Beranda / Rumah Tangga / PELAN PELAN SAYANG / 4 - DUA ATAU TIGA KALI YA

Share

4 - DUA ATAU TIGA KALI YA

last update Terakhir Diperbarui: 2025-07-02 16:26:21

Rain terpana. Wajah cantik dan polos itu membuatnya terdiam sesaat. Gendis pun tak kalah kaget—di luar ekspektasinya. Rain ternyata justru tak terlihat seperti seorang yang berprofesi sebagai psikolog reproduksi, tapi lebih tampak seperti model majalah dewasa.

Tersadar dari saling tatap, Gendis melambaikan tangan di depan wajah Rain.

“Halo… dok-” ucap Gendis sambil mengangkat tangannya pelan, mencoba membuyarkan kekakuan yang melingkupi ruangan.

“Eh, maaf,” Rain tersenyum, sedikit salah tingkah. “Mau apa tadi?”
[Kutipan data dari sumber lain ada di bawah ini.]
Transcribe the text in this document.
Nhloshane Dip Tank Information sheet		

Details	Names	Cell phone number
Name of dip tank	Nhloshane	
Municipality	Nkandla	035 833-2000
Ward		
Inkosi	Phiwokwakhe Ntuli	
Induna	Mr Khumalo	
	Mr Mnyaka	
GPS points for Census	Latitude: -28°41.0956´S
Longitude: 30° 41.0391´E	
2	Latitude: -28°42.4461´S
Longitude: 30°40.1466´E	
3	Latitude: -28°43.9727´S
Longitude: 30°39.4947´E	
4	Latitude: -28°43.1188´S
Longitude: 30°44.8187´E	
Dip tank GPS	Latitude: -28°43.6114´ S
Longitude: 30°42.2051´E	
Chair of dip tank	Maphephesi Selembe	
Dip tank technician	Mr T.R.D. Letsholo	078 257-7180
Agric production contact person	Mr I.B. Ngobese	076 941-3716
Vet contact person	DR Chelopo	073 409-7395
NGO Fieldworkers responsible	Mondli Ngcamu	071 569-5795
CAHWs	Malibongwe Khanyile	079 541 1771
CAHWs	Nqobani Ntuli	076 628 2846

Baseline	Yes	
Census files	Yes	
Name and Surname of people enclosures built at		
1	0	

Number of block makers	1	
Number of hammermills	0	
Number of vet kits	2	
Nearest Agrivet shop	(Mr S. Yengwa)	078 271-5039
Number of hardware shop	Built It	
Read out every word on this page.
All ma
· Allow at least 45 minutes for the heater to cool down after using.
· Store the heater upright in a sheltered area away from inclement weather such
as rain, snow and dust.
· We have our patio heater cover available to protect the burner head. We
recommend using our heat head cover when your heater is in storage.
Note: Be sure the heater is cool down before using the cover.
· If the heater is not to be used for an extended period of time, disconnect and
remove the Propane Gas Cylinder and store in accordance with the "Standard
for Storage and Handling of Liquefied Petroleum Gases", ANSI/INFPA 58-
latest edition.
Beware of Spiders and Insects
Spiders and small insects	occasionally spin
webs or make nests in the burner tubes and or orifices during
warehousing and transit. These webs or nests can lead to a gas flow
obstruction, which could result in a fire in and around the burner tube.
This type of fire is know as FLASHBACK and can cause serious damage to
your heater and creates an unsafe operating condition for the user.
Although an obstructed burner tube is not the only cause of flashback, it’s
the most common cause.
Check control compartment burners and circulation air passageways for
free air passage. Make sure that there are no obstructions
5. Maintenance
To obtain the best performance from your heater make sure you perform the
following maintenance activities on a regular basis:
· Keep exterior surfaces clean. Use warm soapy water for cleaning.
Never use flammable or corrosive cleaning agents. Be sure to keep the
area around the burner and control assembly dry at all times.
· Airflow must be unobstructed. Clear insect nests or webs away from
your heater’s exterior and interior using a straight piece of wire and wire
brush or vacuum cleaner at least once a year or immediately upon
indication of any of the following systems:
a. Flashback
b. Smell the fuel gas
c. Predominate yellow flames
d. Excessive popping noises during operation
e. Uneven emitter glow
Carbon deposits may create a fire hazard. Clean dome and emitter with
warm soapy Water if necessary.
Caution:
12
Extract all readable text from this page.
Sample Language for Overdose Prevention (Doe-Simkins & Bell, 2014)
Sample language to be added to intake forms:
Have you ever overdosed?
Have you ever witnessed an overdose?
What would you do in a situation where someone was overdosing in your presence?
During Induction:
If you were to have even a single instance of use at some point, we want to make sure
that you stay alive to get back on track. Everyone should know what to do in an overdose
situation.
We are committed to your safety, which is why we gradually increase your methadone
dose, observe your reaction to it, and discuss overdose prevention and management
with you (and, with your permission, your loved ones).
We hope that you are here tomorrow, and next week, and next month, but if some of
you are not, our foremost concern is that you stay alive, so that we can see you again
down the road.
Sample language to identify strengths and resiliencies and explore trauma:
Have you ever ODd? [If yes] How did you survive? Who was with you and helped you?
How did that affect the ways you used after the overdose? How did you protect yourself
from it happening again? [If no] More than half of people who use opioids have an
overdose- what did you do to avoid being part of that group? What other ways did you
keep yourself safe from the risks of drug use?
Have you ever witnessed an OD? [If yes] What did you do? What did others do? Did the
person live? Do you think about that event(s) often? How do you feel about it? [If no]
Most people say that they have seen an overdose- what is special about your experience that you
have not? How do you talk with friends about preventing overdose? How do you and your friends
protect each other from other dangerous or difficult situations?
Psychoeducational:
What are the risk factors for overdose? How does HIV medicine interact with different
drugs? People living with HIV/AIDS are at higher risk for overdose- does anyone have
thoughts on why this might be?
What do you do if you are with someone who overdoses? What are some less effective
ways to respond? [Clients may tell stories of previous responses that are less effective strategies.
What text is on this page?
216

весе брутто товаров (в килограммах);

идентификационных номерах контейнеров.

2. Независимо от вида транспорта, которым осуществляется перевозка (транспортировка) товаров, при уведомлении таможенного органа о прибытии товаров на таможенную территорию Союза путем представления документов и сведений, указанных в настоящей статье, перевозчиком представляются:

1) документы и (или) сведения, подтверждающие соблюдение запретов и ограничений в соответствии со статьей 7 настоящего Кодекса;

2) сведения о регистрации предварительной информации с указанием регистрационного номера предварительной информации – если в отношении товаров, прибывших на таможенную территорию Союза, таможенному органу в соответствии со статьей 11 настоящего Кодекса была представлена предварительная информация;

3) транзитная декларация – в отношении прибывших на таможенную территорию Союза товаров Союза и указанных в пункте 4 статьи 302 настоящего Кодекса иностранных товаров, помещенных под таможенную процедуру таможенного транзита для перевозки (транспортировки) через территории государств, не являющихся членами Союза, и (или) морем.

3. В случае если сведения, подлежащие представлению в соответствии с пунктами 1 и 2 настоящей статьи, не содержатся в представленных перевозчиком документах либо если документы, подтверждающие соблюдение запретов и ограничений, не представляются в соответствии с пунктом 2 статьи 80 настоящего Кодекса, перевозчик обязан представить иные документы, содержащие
“Mau konsultasi, Mas eh Dokter,” jawab Gendis cepat, mencoba mengalihkan rasa kikuk yang ikut menjalari dirinya.

“Ah, iya. Konsultasi,” gumam Rain, lalu mengangkat wajah dan kembali menatap Gendis dengan penuh minat. "Panggil Mas, aja."

Gendis ikut tersenyum tipis. “Saya... mau konsultasi, Mas.”

“Iya. Silakan duduk.” Rain menunjuk ke kursi di depan mejanya. Ia membuka map, mencatat sesuatu, lalu menatap Gendis. “Sudah berapa lama menikah?”

“Tiga tahun,” jawab Gendis cepat, seperti hafal jawaban itu.

“Dan belum dikaruniai anak?” Rain bertanya dengan nada netral, profesional.

Gendis mengangguk pelan.

Rain mengangguk kecil, mencatat lagi. Tapi sesekali pandangannya tetap kembali pada wajah Gendis, seolah ada sesuatu yang menarik perhatiannya lebih dari data pasien biasa.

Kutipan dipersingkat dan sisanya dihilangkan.